61. In this case I am faced with contradictory factual versions, one of which is demonstrably untrue and which was advanced with the sole purpose of avoiding the consequence of failing to comply with the ILP Act.  The other explanation simply alleges that no notice was given and that this was due to an oversight on the part of his attorney.

62. The fact that the plaintiff was willing to affirm a demonstrably false version of events in order to escape the consequences of his failure to comply with the ILP Act causes me to have grave doubts about the factual version which he now wishes the Court to accept.  Put bluntly, having lied in the supplementary affirmation, with the specific purpose of avoiding the consequences of not having given notice, causes me to doubt the veracity of that contained in the founding affirmation.   This doubt is exacerbated by the fact that his attorney has not deposed to an affidavit explaining what happened.

63. I am accordingly not satisfied that the plaintiff has adequately explained the reason for his failure to give the required notice.

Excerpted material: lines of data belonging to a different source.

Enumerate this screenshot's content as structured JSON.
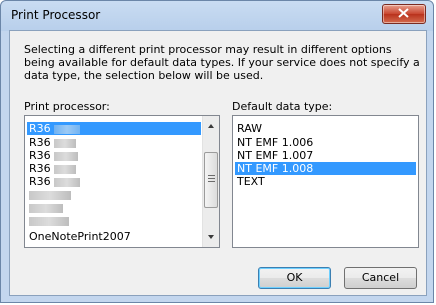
{
  "window": {
    "title": "Print Processor"
  },
  "description": "Selecting a different print processor may result in different options being available for default data types. If your service does not specify a data type, the selection below will be used.",
  "print_processor": {
    "label": "Print processor:",
    "items": [
      {
        "label": "R36",
        "selected": true
      },
      {
        "label": "R36",
        "selected": false
      },
      {
        "label": "R36",
        "selected": false
      },
      {
        "label": "R36",
        "selected": false
      },
      {
        "label": "R36",
        "selected": false
      },
      {
        "label": "",
        "selected": false
      },
      {
        "label": "",
        "selected": false
      },
      {
        "label": "",
        "selected": false
      },
      {
        "label": "OneNotePrint2007",
        "selected": false
      }
    ]
  },
  "data_type": {
    "label": "Default data type:",
    "items": [
      {
        "label": "RAW",
        "selected": false
      },
      {
        "label": "NT EMF 1.006",
        "selected": false
      },
      {
        "label": "NT EMF 1.007",
        "selected": false
      },
      {
        "label": "NT EMF 1.008",
        "selected": true
      },
      {
        "label": "TEXT",
        "selected": false
      }
    ]
  },
  "buttons": {
    "ok": "OK",
    "cancel": "Cancel"
  },
  "icons": {
    "close": "close-icon",
    "scroll_up": "scroll-up-arrow-icon",
    "scroll_down": "scroll-down-arrow-icon"
  }
}
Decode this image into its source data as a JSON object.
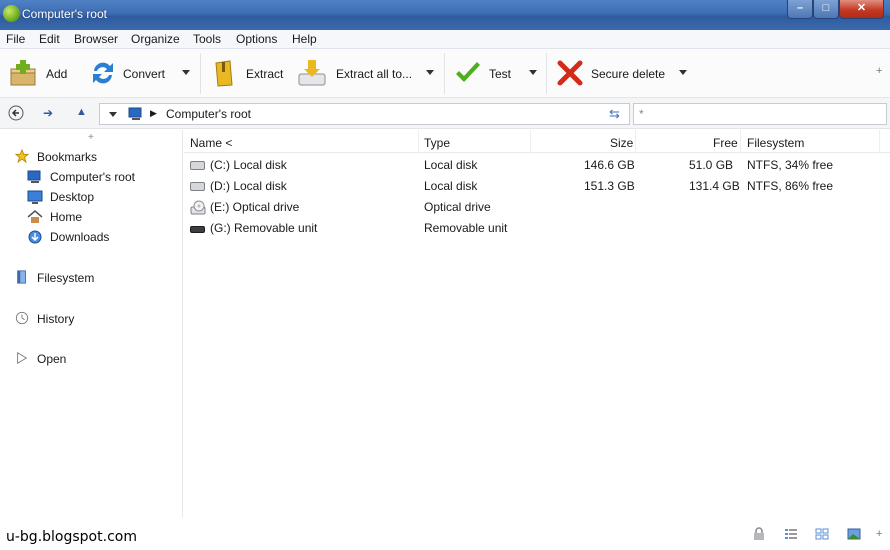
{
  "window": {
    "title": "Computer's root"
  },
  "menu": [
    "File",
    "Edit",
    "Browser",
    "Organize",
    "Tools",
    "Options",
    "Help"
  ],
  "toolbar": {
    "add": "Add",
    "convert": "Convert",
    "extract": "Extract",
    "extract_all": "Extract all to...",
    "test": "Test",
    "secure_delete": "Secure delete"
  },
  "address": {
    "path": "Computer's root",
    "filter_placeholder": "*"
  },
  "sidebar": {
    "bookmarks": "Bookmarks",
    "bookmark_items": [
      "Computer's root",
      "Desktop",
      "Home",
      "Downloads"
    ],
    "filesystem": "Filesystem",
    "history": "History",
    "open": "Open"
  },
  "columns": {
    "name": "Name <",
    "type": "Type",
    "size": "Size",
    "free": "Free",
    "filesystem": "Filesystem"
  },
  "rows": [
    {
      "name": "(C:) Local disk",
      "type": "Local disk",
      "size": "146.6 GB",
      "free": "51.0 GB",
      "fs": "NTFS, 34% free"
    },
    {
      "name": "(D:) Local disk",
      "type": "Local disk",
      "size": "151.3 GB",
      "free": "131.4 GB",
      "fs": "NTFS, 86% free"
    },
    {
      "name": "(E:) Optical drive",
      "type": "Optical drive",
      "size": "",
      "free": "",
      "fs": ""
    },
    {
      "name": "(G:) Removable unit",
      "type": "Removable unit",
      "size": "",
      "free": "",
      "fs": ""
    }
  ],
  "status": {
    "watermark": "u-bg.blogspot.com"
  },
  "colors": {
    "title_bar": "#3e6db3",
    "close_button": "#c43a24",
    "add_icon": "#6fae1f",
    "extract_icon": "#e8b923",
    "test_check": "#4caf1c",
    "delete_x": "#d32a1a"
  }
}
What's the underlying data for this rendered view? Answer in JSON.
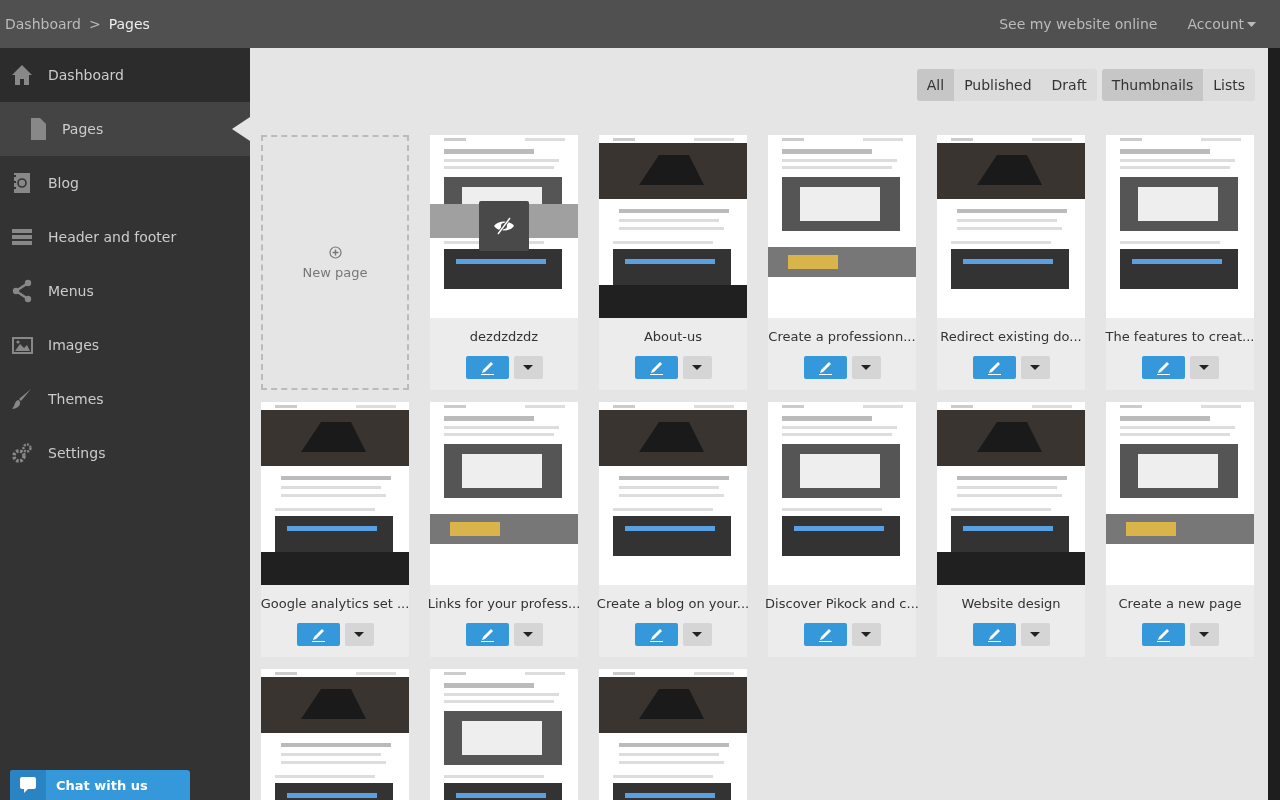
{
  "header": {
    "breadcrumb": [
      {
        "label": "Dashboard",
        "current": false
      },
      {
        "label": "Pages",
        "current": true
      }
    ],
    "separator": ">",
    "links": [
      "See my website online",
      "Account"
    ]
  },
  "sidebar": {
    "items": [
      {
        "label": "Dashboard",
        "selected": false,
        "children": [
          {
            "label": "Pages",
            "selected": true
          }
        ]
      },
      {
        "label": "Blog",
        "selected": false
      },
      {
        "label": "Header and footer",
        "selected": false
      },
      {
        "label": "Menus",
        "selected": false
      },
      {
        "label": "Images",
        "selected": false
      },
      {
        "label": "Themes",
        "selected": false
      },
      {
        "label": "Settings",
        "selected": false
      }
    ]
  },
  "filters": [
    [
      {
        "label": "All",
        "selected": true
      },
      {
        "label": "Published",
        "selected": false
      },
      {
        "label": "Draft",
        "selected": false
      }
    ],
    [
      {
        "label": "Thumbnails",
        "selected": true
      },
      {
        "label": "Lists",
        "selected": false
      }
    ]
  ],
  "new_page": {
    "label": "New page"
  },
  "pages": [
    {
      "title": "dezdzdzdz",
      "hidden": true
    },
    {
      "title": "About-us",
      "hidden": false
    },
    {
      "title": "Create a professionn...",
      "hidden": false
    },
    {
      "title": "Redirect existing do...",
      "hidden": false
    },
    {
      "title": "The features to creat...",
      "hidden": false
    },
    {
      "title": "Google analytics set ...",
      "hidden": false
    },
    {
      "title": "Links for your profess...",
      "hidden": false
    },
    {
      "title": "Create a blog on your...",
      "hidden": false
    },
    {
      "title": "Discover Pikock and c...",
      "hidden": false
    },
    {
      "title": "Website design",
      "hidden": false
    },
    {
      "title": "Create a new page",
      "hidden": false
    },
    {
      "hidden": false
    },
    {
      "hidden": false
    },
    {
      "hidden": false
    }
  ],
  "chat": {
    "label": "Chat with us"
  }
}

64. That, however, is not necessarily the end of the matter, as both Rance and Madinda have indicated that good prospects of success on the merits may compensate for a poor explanation in respect of the failure to give the requisite notice.

65. Unfortunately for the plaintiff, he also fails miserably on this count.  Indeed, Mr Whitake conceded that the exception to the amended particulars of claim was good.

66. Mr Whitaker, however, urged me to bear in mind that the plaintiff may be able to amend his particulars of claim to avoid the consequences of the exception.  The difficulty with that proposition is that no amendment was placed before me and I am not able to gaze into a crystal ball and divine what amendments, if any, the plaintiff may make to render his claim inexcipiable.  I must decide the matter on the case as presently pleaded and, as presently pleaded, the case is bad.  But even if I were able to speculate on what amendments, if any, the plaintiff was able to make, I will still be in the dark as to whether those as yet unknown allegations will not only contain a sustainable cause of action but will enjoy some prospects of being established at a trial.  Apart from simply referring to allegations in his various particulars of claim, the plaintiff has chosen not to disclose any of the evidence available to him which could indicate that he enjoys some prospects of success at a trial.  In my view, the plaintiff has not established any prospects of success in the action.

67. In the circumstances I am satisfied that the plaintiff has not established that good cause exists for his failure to have complied with the ILP Act.  In the circumstances it is not necessary for me to consider whether or not the defendant has been unreasonably prejudiced by the failure to give the notice.

68. I accordingly make the following order:

(1) The application is dismissed with costs, such costs to include the costs of two counsel.



MANCA AJ

Acting Judge of the High Court

[1] See paragraph 6 above.

[2] See Madinda v Minister of Safety & Security [2008] ZASCA 34; [2008] 3 All SA 143 (SCA) and Minister of Agriculture and Land Affairs v C J Rance (Pty) Ltd [2010] 3 All SA 537 (SCA).